The next morning was overcast, with a light north-east wind. It was still dark as Toth and I made our way out on to the field and climbed into the cockpit of our aeroplane. We made the regulation pre-flight checks, and when everything was in order called, “Ready!” to Potocznik, seated in the cockpit of his Brandenburger parked alongside us. Potocznik called back, “Ready!” in reply, and the process of starting the engines began, Toth cranking the starter magneto as the mechanic swung the propeller. The two engines snorted into life almost at the same instant, pouring out grey smoke and occasional gouts of blue and yellow flame as they warmed up.

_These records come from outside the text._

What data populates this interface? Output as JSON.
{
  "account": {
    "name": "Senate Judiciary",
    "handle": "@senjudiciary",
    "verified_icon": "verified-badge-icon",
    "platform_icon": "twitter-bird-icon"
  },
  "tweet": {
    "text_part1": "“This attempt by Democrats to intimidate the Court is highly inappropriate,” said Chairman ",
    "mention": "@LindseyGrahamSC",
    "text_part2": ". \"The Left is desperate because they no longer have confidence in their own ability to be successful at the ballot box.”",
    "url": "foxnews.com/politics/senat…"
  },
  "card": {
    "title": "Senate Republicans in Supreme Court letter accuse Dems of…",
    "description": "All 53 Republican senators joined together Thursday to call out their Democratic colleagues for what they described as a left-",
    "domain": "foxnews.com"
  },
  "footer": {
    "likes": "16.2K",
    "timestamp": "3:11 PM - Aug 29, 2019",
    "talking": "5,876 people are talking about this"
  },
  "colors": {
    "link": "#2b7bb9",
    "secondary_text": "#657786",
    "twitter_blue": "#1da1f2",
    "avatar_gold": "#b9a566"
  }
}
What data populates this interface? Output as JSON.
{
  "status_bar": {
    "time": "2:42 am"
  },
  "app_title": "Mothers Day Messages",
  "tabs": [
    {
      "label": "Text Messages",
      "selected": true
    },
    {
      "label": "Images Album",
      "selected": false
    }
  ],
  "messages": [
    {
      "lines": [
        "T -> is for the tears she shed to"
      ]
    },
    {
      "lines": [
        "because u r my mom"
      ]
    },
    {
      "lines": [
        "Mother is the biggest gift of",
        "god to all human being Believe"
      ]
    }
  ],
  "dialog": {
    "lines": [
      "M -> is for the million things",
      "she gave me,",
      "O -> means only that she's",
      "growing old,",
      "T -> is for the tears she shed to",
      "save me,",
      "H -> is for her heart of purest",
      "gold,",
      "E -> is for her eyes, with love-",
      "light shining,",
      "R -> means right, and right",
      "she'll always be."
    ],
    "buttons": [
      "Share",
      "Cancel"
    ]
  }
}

At last Potocznik waved to me to signal that they were about to move off. The mechanics pulled the wheel chocks away and the aeroplane began to trundle forward, lumbering heavily under the weight of two 100kg bombs slung beneath its belly. I watched apprehensively as the machine waddled slowly to the far end of the field. With two of the heaviest bombs available, plus two men and a full load of fuel, a Brandenburger was dangerously near its maximum permissible load—in fact well over it, if one took the most prudent view of that rather hypothetical figure. In order to get into the air we were going to need the longest possible takeoff run, and even so I was still far from certain that the airframe would not collapse under the strain as we lifted off. Selfish as it might sound, I was more than happy to let Potocznik and Maybauer try it first.

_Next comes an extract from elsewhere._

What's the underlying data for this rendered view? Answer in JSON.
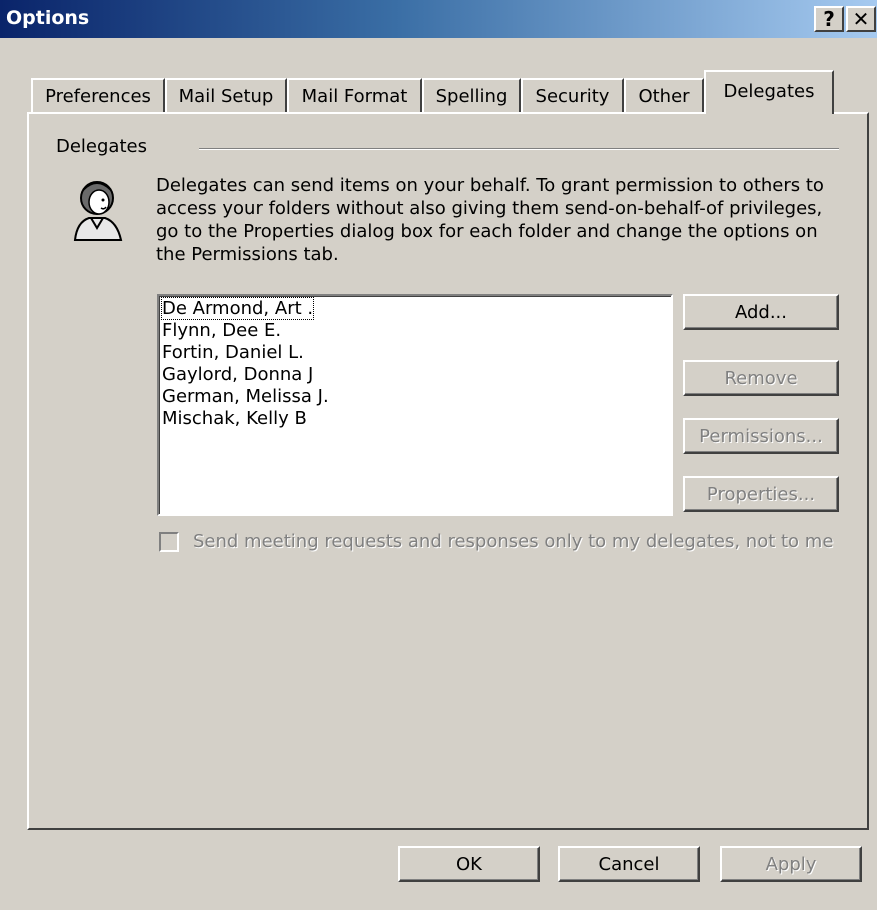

In the event they did manage to stagger into the air, engine roaring at full throttle and the whole airframe wobbling most alarmingly under the load. Then it was our turn. We went about into the breeze at the end of the airfield. With my heart fluttering wildly I slapped Toth on the shoulder and called “Ite nunc—celere!” Toth pushed the throttle lever forward through its gate latch and black smoke belched from the stub-exhausts as we began to creak and lurch forward. I thought that we had had it as the wheels left the ground: the wings gave a tortured groan and bounced visibly as they took the weight. But Toth was a good pilot. Somehow he managed to sweat and coax our protesting lattice of wood and piano wire up into the air, climbing ponderously to join Potocznik, who was making a circuit of the airfield—with the sedateness of an old lady in a bath chair, for fear that the strain of banking too tightly would leave the wings behind. We formed up in line ahead, Potocznik leading, and then began the slow, tedious business of climbing as we flew south-east up the Vippaco Valley, gaining height at barely ten metres per thousand, a rate of climb that would have been unimpressive in a goods train.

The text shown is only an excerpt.